Esses dias, em 19 de julho, comemoramos os 125 anos do cinema brasileiro. O marco relembra a primeira vez que foram registradas imagens em movimento no país – uma filmagem da Baía da Guanabara feita pelo italiano Afonso Segreto em 1898. E nada melhor para celebrar a data do que dedicar a coluna desta semana ao clássico nacional de Rogério Sganzerla, O Bandido da Luz Vermelha (1968, disponível no youtube). O filme faz parte do movimento cinematográfico brasileiro dos anos 60 e 70, Cinema Marginal. A ideia era fazer um retrato do Brasil que fosse autoral, sem muita sofisticação e nem medo de experimentar na tela. É assim que O Bandido consegue ser um filme de ação policial cheio de sátiras, ótimas atuações e denúncia social. Ah, e não precisa ficar com receio de ser uma daquelas chatices em preto e branco em que todo mundo fala como se estivesse em uma novela de época das 7, prometo.

 

O longa é levemente inspirado no caso real do assaltante João Acácio Pereira da Costa (1942 – 98), apelidado pelos jornais de “Bandido da Luz Vermelha”, que assim como Sganzerla, era catarinense, e diferente de Sganzerla, foi responsável por assaltos a mansões e uma série de assassinatos em São Paulo na década de 1960. Na trama, Jorge (Paulo Villaça) é um criminoso anônimo que entre assaltos e fugas começa a chamar a atenção da imprensa e da polícia – em especial do caricato delegado Cabeção (Luiz Linhares). O filme usa como cenário a Boca do Lixo paulistana – não podemos esquecer que temos uma para chamar de nossa em Curitiba – e apresenta figuras como a prostituta Janete Jane (Helena Ignez) e o político corrupto J. B. da Silva (Pagano Sobrinho).

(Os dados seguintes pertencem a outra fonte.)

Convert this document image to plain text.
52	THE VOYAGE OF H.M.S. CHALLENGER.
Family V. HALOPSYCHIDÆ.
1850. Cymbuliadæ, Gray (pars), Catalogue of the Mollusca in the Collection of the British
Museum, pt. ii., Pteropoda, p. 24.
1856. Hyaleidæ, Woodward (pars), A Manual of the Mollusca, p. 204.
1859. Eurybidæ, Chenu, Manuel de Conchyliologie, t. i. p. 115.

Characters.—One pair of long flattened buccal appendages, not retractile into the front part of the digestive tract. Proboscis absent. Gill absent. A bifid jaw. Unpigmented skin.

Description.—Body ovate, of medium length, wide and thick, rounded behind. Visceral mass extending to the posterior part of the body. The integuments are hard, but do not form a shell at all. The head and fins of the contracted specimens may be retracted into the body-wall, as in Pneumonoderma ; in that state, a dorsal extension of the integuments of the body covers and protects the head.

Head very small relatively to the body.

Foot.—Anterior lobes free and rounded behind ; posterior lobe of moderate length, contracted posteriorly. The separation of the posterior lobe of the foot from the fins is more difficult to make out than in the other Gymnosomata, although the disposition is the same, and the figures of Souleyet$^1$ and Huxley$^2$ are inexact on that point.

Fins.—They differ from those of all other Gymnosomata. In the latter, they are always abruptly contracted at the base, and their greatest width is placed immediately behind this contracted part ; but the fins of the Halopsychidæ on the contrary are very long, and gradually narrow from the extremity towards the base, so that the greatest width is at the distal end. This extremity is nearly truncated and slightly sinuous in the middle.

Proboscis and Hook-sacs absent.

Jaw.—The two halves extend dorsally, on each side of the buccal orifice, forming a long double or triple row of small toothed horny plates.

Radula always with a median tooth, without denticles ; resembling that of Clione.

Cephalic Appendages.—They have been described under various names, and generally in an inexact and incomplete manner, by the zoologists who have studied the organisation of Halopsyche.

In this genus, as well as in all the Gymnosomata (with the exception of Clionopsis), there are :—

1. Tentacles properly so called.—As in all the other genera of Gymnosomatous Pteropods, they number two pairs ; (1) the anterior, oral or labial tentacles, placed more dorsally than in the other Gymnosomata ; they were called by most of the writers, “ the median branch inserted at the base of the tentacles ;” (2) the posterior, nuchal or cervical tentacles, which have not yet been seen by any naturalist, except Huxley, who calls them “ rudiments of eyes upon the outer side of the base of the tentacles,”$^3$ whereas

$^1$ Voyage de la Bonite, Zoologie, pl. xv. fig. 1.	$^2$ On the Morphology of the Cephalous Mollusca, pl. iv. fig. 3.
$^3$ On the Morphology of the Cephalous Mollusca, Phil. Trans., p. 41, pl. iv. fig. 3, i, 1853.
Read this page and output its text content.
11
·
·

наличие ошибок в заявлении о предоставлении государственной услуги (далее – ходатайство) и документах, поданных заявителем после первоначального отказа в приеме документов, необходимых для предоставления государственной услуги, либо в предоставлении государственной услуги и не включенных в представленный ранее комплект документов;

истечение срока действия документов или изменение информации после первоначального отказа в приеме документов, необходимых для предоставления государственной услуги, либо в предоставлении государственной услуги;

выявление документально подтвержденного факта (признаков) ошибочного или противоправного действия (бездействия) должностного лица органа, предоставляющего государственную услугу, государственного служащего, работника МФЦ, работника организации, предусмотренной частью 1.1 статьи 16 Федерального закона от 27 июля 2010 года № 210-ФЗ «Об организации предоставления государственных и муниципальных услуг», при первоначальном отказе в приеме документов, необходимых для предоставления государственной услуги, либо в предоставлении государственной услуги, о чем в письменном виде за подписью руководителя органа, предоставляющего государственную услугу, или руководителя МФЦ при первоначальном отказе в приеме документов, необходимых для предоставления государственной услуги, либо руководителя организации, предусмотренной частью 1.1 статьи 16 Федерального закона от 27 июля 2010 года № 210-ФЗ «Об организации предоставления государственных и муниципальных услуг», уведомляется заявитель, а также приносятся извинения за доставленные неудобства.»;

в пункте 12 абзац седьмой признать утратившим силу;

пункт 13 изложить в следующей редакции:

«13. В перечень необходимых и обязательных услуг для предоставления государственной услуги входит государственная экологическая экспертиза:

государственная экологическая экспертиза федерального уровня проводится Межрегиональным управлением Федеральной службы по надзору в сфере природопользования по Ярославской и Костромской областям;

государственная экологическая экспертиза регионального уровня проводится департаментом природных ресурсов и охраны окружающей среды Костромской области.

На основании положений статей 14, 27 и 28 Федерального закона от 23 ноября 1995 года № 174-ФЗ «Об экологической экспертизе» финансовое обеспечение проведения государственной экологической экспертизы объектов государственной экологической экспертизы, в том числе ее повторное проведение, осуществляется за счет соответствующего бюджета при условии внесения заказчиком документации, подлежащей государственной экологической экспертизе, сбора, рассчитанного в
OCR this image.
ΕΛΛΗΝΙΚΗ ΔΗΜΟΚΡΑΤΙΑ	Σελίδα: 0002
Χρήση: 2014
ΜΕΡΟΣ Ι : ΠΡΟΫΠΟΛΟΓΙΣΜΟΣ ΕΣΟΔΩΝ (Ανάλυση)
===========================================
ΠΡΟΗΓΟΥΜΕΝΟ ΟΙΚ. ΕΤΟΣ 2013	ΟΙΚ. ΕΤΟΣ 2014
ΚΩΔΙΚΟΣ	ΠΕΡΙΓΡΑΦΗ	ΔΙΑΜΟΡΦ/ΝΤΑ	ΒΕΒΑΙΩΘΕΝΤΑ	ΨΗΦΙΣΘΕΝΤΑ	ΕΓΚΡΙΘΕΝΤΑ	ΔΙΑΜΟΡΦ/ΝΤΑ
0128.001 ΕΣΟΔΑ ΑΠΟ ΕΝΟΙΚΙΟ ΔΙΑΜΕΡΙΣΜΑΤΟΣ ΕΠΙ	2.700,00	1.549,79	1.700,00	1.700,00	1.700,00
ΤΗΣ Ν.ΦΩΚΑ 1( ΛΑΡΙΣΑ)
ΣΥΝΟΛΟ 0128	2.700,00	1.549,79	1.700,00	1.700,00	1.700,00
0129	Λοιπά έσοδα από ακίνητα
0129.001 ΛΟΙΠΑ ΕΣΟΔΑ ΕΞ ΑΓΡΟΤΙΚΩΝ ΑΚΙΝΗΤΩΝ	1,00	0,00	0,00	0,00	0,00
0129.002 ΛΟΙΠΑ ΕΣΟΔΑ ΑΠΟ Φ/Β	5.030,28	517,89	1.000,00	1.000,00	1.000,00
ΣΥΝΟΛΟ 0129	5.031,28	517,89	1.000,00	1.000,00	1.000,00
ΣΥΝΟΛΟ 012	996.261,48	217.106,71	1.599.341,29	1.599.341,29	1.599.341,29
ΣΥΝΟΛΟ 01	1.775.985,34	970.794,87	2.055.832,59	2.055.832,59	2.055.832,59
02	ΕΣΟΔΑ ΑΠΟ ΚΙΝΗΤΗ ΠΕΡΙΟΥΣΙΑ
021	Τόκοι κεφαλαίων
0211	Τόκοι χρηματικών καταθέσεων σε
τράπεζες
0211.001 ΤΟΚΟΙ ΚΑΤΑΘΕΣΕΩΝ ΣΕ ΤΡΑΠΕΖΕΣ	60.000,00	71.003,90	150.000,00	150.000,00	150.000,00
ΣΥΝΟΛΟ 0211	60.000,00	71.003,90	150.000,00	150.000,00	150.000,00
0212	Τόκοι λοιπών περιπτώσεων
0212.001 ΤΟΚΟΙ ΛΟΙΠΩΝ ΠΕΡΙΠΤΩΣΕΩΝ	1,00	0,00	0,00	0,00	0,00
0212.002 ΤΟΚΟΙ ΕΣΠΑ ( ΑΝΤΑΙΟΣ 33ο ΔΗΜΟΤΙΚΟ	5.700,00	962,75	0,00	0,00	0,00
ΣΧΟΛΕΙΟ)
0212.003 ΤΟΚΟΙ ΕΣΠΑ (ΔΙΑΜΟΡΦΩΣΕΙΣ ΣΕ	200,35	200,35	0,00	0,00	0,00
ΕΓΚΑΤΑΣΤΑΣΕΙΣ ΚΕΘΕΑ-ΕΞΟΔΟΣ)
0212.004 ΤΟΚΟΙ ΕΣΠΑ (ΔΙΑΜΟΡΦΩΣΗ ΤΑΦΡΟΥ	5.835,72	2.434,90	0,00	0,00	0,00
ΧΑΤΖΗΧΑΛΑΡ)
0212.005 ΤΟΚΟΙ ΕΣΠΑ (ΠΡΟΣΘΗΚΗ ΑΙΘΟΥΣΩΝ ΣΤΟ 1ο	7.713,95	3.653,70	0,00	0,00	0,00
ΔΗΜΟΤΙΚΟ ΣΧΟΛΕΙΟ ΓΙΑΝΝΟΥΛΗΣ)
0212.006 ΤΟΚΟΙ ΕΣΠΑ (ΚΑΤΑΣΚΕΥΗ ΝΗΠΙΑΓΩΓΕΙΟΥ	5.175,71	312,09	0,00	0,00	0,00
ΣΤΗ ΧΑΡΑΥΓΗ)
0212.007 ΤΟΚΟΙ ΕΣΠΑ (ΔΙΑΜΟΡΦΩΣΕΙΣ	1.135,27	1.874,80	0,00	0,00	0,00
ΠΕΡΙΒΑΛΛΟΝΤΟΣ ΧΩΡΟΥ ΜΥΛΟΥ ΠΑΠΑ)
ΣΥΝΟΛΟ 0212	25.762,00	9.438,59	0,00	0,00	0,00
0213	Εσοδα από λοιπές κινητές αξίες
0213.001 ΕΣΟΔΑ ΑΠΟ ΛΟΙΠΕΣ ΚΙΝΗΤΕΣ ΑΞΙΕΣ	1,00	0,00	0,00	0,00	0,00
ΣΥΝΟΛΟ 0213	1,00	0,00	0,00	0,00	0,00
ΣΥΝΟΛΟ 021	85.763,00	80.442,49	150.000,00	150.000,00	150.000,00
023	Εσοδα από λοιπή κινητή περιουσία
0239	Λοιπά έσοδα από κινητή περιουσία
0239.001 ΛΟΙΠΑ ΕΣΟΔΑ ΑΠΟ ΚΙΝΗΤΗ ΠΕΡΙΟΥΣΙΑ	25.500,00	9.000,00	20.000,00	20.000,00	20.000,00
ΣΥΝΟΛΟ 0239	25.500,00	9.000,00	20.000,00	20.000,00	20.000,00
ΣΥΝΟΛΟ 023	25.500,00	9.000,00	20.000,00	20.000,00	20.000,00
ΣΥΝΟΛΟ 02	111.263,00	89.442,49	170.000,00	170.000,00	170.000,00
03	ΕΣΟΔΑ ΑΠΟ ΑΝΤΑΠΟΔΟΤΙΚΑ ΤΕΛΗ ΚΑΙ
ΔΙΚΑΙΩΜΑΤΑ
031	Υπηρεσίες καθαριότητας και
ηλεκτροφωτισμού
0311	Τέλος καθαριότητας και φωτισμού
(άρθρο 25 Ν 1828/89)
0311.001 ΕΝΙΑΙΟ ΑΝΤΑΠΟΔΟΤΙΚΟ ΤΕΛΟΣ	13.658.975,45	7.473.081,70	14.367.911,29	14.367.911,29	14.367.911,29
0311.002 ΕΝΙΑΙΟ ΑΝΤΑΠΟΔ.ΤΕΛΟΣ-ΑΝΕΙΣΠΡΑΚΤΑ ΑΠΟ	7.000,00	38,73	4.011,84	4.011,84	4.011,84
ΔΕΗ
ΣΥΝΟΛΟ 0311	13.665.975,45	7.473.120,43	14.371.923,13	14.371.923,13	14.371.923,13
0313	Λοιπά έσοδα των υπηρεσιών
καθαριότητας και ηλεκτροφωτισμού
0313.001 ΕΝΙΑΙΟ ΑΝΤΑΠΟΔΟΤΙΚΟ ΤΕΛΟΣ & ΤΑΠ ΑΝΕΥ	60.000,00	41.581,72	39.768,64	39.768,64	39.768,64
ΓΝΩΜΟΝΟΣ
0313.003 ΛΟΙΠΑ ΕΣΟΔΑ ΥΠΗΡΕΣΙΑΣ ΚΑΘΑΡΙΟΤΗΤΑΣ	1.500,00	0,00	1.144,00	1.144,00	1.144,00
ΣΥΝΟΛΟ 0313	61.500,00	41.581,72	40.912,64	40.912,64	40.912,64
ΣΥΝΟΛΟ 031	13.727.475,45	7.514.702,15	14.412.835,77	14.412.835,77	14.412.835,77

Quem estiver de sapato não sobra. Na obra que Sganzerla chama de faroeste do Terceiro Mundo, a ideia é se conectar com a audiência. Chega dos subtextos do Cinema Novo de Glauber Rocha. Em O Bandido, o diretor de 22 anos faz sua estreia nas telonas olhando nos olhos do espectador. A jornada do ladrão é contada por locutores de rádio do tipo mais sensacionalista, um letreiro aparece na tela com frases de efeito e o próprio Jorginho narra sua história com um tom pessimista de quem já sabe como a perseguição policial vai acabar. As personagens não tem muita profundidade ou desenvolvimento ao longo da produção – do secretário do governo fazendo uma campanha populista de limpeza do centro da cidade até a prostituta traiçoeira, o diretor entrega a representação de um país latino-americano subdesenvolvido e sem perspectiva de solucionar seus problemas como a criminalidade e a miséria.

 

As atuações são um ponto alto. Luiz e Janete dirigem um conversível na baixada santista e formam uma dinâmica de casal de cinema melhor que Bonnie e Clyde (1967). Helena Ignez em cena é uma experiência por si só. A atriz também aparece nos outros longas do diretor – e esposo – A Mulher de Todos (1969) e Copacabana Mon Amour (1970), pelo qual sou pessoalmente apaixonada. Já os discursos cheios de performance barata da campanha política de J. B. da Silva, que se for eleito, promete instituir a casa do pai solteiro e o Natal da criança malcriada, são entregues com maestria por Sobrinho. É ele, inclusive, o responsável por um dos melhores diálogos do filme:

 

– O que o senhor acha da miséria?
– Que miséria, meu filho? Um país sem miséria é um país sem folclore. E em um país sem folclore, o que nós podemos mostrar para o turista?

 

E olha que a concorrência é grande. Sganzerla conseguiu construir esse marco do underground brasileiro com diálogos rápidos, precisos e carregados de exageros e ironia: “É um lixo sem limites, senhoras e senhores!”, grita o locutor de rádio. O filme acerta em usar as falas das personagens para expressar elementos próprios da sociedade paulistana nos primeiros anos de Ditadura Militar, como o a violência urbana, o moralismo popular e os delírios consumistas da classe média. Como o próprio diretor defende, esse título do Cinema Marginal é uma mistura de gêneros: tem graça, tem ritmo, tem linguagem própria. Fácil de entender e fácil de gostar. Esse é O Bandido da Luz Vermelha.